“David Lee Roth may be a world class ass but he does have a way with a one-liner, such as, ‘The reason more rock critics like Elvis Costello than Van Halen is that more rock critics look like Elvis Costello than Van Halen.’ Which is my way of saying, I guess I’m just not a critic, because I’ve never been an overwhelming Elvis C fan (more of an appreciator really), and most of his tracks that I do really like, you’ve probably already heard them a bunch, and thus they exude allergy potential. But not Green Shirt from 1979’s Armed Forces. I never heard too much Green Shirt. Tight, sharp, and smart as pop.” (Philip Random)
“See Emily Play is one of those tracks that was a big hit in the UK, but missed pretty much completely in the Americas, the upside being, I never got overexposed. In fact, I never even heard it until at least 1980 when I stumbled across a cassette copy of Relics (a 1971 compilation). And fine it was. Because what better time and place than a bleak Canadian midwinter, almost thirteen years after the fact, to finally catch the peak of London’s psychedelic spring via Emily and the free games she dared playe?

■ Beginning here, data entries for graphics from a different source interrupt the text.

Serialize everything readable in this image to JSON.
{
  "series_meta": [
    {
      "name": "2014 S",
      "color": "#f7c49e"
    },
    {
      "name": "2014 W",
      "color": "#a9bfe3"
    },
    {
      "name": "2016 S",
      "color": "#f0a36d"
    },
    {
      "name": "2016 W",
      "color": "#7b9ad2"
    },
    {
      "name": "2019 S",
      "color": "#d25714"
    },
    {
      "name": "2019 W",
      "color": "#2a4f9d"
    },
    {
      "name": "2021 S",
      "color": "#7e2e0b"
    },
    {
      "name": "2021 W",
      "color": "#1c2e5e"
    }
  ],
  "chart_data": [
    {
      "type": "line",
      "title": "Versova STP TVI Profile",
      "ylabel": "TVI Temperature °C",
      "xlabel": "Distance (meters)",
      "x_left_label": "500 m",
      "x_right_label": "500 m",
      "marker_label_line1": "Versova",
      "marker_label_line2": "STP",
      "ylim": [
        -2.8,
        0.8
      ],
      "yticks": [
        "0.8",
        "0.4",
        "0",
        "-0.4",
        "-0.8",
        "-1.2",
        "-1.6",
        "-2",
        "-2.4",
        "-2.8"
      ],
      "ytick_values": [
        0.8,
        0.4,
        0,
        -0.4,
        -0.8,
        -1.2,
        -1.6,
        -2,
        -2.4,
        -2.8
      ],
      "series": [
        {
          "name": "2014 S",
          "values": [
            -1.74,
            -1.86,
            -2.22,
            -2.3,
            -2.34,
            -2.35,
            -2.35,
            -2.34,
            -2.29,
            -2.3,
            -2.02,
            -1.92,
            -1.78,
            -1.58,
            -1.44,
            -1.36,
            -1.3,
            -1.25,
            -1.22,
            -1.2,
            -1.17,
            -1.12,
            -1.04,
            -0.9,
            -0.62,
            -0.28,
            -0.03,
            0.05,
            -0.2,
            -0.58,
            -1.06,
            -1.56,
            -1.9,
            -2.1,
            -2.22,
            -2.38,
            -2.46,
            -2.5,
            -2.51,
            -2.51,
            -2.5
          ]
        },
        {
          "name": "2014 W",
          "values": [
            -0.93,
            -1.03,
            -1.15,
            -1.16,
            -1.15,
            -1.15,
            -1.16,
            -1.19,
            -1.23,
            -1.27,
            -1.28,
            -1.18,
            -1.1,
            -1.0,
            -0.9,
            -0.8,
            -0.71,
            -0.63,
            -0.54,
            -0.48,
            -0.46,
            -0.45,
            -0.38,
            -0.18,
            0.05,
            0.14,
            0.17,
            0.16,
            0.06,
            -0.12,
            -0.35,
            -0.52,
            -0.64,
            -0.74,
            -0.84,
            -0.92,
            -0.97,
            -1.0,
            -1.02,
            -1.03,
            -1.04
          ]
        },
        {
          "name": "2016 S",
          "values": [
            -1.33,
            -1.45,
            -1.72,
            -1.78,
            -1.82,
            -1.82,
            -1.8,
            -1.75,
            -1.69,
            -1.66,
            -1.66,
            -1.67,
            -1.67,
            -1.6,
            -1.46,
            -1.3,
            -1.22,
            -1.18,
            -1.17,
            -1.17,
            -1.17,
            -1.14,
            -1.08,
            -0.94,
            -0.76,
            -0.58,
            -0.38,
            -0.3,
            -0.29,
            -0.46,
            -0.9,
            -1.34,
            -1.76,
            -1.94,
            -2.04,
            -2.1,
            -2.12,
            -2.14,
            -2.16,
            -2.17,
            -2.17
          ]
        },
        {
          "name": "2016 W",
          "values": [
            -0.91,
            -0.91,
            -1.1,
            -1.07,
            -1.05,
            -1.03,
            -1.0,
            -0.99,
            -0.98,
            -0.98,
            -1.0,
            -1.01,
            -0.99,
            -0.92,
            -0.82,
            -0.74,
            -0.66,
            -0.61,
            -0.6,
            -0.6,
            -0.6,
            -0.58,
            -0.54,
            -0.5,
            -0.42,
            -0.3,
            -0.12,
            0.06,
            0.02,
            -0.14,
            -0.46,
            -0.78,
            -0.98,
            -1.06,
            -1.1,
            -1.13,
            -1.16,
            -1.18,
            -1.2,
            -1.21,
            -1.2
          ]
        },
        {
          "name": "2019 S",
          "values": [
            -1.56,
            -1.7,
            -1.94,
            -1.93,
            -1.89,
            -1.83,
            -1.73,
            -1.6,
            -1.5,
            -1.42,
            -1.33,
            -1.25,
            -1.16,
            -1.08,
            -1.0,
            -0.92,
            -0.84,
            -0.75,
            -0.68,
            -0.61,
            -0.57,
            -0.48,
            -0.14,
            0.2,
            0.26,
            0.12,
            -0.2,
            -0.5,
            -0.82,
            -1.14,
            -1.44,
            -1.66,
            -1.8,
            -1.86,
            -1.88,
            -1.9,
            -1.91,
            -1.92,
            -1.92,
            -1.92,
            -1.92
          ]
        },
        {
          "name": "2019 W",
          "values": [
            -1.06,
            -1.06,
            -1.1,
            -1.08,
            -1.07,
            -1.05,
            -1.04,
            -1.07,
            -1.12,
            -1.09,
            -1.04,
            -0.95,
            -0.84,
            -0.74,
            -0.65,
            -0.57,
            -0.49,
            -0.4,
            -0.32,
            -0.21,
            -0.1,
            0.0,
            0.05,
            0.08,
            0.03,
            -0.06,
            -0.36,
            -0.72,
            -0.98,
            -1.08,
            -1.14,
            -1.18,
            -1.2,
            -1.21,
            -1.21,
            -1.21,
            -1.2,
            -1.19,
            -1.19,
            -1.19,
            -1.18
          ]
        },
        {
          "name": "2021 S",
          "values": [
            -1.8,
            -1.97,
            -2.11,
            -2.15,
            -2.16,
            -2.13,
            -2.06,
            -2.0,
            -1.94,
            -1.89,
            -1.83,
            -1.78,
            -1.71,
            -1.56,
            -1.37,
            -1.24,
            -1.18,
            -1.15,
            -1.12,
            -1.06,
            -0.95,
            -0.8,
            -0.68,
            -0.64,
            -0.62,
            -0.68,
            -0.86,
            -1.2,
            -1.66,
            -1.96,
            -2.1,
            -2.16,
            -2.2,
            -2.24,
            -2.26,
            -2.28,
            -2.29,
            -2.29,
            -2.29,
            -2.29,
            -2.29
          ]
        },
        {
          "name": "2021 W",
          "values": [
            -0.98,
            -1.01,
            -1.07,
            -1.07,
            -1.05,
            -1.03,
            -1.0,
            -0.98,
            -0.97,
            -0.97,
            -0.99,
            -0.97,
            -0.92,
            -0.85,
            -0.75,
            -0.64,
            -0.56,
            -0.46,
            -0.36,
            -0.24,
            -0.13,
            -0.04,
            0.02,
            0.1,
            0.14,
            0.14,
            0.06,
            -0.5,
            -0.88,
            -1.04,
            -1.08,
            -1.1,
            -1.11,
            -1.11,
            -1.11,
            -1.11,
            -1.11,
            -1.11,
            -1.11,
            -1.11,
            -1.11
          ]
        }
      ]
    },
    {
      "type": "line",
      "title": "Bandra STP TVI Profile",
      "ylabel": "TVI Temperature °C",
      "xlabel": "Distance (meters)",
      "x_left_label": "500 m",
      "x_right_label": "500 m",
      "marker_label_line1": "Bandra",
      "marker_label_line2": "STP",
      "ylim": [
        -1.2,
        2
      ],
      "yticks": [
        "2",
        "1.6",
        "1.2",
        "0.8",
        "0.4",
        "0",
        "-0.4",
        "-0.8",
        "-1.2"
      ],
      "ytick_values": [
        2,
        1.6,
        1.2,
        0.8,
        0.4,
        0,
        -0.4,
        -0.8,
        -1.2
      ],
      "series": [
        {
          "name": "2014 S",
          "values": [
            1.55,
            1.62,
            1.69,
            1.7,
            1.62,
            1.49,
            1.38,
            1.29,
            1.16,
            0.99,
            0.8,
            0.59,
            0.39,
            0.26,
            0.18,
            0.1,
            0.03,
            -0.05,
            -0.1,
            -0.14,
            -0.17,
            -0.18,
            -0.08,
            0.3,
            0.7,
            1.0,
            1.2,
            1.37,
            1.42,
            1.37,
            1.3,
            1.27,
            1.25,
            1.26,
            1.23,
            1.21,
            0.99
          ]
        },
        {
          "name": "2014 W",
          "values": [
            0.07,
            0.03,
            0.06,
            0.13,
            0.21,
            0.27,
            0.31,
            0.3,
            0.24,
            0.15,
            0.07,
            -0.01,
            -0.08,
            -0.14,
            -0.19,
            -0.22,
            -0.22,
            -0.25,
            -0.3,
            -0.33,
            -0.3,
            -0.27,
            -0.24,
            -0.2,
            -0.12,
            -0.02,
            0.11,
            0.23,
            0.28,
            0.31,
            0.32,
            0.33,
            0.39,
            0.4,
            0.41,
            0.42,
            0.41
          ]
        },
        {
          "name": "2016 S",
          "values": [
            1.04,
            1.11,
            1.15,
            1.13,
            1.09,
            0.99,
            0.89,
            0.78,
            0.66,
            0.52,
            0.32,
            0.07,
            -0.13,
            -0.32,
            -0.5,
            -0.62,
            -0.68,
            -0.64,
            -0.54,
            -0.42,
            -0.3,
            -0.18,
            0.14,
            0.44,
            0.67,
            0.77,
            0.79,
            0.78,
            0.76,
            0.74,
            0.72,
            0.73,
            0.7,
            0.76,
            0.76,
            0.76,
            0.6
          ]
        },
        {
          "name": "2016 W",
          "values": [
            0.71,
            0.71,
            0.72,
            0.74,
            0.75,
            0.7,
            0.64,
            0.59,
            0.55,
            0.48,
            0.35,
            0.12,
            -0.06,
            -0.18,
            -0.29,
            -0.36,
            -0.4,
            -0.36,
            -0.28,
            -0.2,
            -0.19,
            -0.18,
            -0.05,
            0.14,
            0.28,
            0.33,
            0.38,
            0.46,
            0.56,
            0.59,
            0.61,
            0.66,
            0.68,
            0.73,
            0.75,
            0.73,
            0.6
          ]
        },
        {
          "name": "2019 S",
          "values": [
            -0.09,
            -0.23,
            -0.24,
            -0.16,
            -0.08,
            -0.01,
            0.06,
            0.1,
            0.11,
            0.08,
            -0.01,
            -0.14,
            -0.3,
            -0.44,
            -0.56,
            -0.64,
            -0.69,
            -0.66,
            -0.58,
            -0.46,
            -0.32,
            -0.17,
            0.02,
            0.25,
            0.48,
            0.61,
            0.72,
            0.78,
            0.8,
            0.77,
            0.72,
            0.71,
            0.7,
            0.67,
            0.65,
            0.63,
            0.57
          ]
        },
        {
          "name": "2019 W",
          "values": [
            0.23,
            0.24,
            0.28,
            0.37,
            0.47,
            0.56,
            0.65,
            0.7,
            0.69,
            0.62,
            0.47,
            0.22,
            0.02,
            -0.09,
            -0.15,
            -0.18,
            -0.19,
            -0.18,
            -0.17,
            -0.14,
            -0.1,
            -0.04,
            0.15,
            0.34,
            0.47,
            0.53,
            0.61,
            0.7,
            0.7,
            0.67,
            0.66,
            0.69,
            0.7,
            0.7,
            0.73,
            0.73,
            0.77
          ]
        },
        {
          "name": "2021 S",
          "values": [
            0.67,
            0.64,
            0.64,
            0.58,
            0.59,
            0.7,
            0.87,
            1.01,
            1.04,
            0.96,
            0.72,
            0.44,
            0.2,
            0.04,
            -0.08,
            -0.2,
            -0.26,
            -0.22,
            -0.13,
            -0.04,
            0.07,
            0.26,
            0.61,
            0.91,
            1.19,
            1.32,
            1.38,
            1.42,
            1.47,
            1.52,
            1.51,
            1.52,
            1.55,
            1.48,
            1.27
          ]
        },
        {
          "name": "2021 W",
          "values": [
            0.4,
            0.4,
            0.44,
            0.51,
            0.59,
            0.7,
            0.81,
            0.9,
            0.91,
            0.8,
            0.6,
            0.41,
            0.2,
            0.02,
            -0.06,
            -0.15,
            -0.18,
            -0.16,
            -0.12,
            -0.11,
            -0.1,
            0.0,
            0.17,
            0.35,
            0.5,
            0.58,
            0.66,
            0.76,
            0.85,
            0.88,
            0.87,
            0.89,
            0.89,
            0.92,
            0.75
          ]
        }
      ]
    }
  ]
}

It still feels like sunshine, every time I hear it. Shine on, Mr. Barrett.” (Philip Random)
If nothing else, Brian Eno’s Another Green World has a perfect title. Put it on and you get transported to a very agreeable yet very different place. Alien even. Yet oh so green and achingly beautiful, like a dream, vaguely remembered via odd, mostly pleasant, always strange fragments, with St. Elmo’s Fire an actual pop song easing from the mists halfway through side one, deepening the mystery, because what the hell is St. Emo’s Fire but a mystery? And there’s a superlative Robert Fripp guitar solo.
“This one came our way in 1979 (c/o London Calling, arguably the greatest album of any and all time), but it never had more currency for me than the summer of 1984. We dropped a lot of LSD that summer, in our mid-twenties by then. Old enough to know better, of course, or maybe just go further, higher, deeper through the absurdities of the ever corroding western world whose edges and holes and voids we felt compelled to explore. This meant going public with acid in our veins, taking it to malls, video arcades, strip joints, crowded downtown streets, fair grounds, everywhere, every weird and ugly thing. Getting lost in the supermarket, we called it.” (Philip Random)
An early single provides strong evidence that Bauhaus were far more than just a goth outfit (the term didn’t even exist until after they’d split up). What they were was smart, innovative, never remotely boring, with Terror Couple Kill Colonel working all manner of studio exploration to get seductively under the skin, into the blood.
Wherein the Human League pound home the point (with big beat and propulsive groove) that the times are always hard. It just depends where you’re sitting, or in this case, dancing. A track that never got released on an album but all the club DJs found it anyway. Do You Want Me Baby? may have been the big deal hit at the time, but it took Hard Times to burn down the house (and perhaps the Empire).
“Back in 1999, I recall somebody somewhere putting forth the argument that Bob Dylan’s Visions of Johanna was the single greatest record of the twentieth century. Something to do with the line about the ghost of ‘lectricity howling in the bones of her face, or maybe it was the part about infinity going up on trial. Either way, he was talking about the studio version that showed up on Blonde on Blonde, which is weird, because that’s not even the best version, which is the 1966 live take that did the rounds on bootlegs for years, then finally showed up on the Biograph box set. Something about it being pared down to just Bob, guitar, harmonica, voice – nothing else getting in the way of his accelerated brain and the amphetamine precision of the impossible images it was putting forth. Which is entirely the point, I think. Young genius stepping up to his confusion, surfing its twists and convolutions, letting it take him places he could never have imagined existed … and then finding a way to channel it all to into breath and voice and words. Call it a song. A damned fine one. Yet not beyond parody.” (Philip Random)
“Because there had to be some Santana on this list. Might as well go with the biggest, wildest, livest thing I’ve got. Because the force of nature known as Carlos Santana always sounded best to me live, from stealing the show at Woodstock (for a while anyway) to conquering Japan in 1974 with maybe the hottest band on the planet. I only wish I’d actually known about Every Step of the Way at the time. Would’ve allowed me to destroy all comers in all those stupid yet essential who’s-the-fastest-guitarist arguments we seemed to need to have in Grade Ten.” (Philip Random)
George Harrison (always the most psychedelic Beatle) offers up a nifty slice of so-called world music (before we had the lame marketing term for it). Found on the soundtrack for a 1968 movie called Wonderwall that nobody ever saw, but then Oasis copped the title for a song name a couple of decades later and went mega-platinum with it. But On The Bed is far better (and cooler) than that derivative and over seasoned pop stew.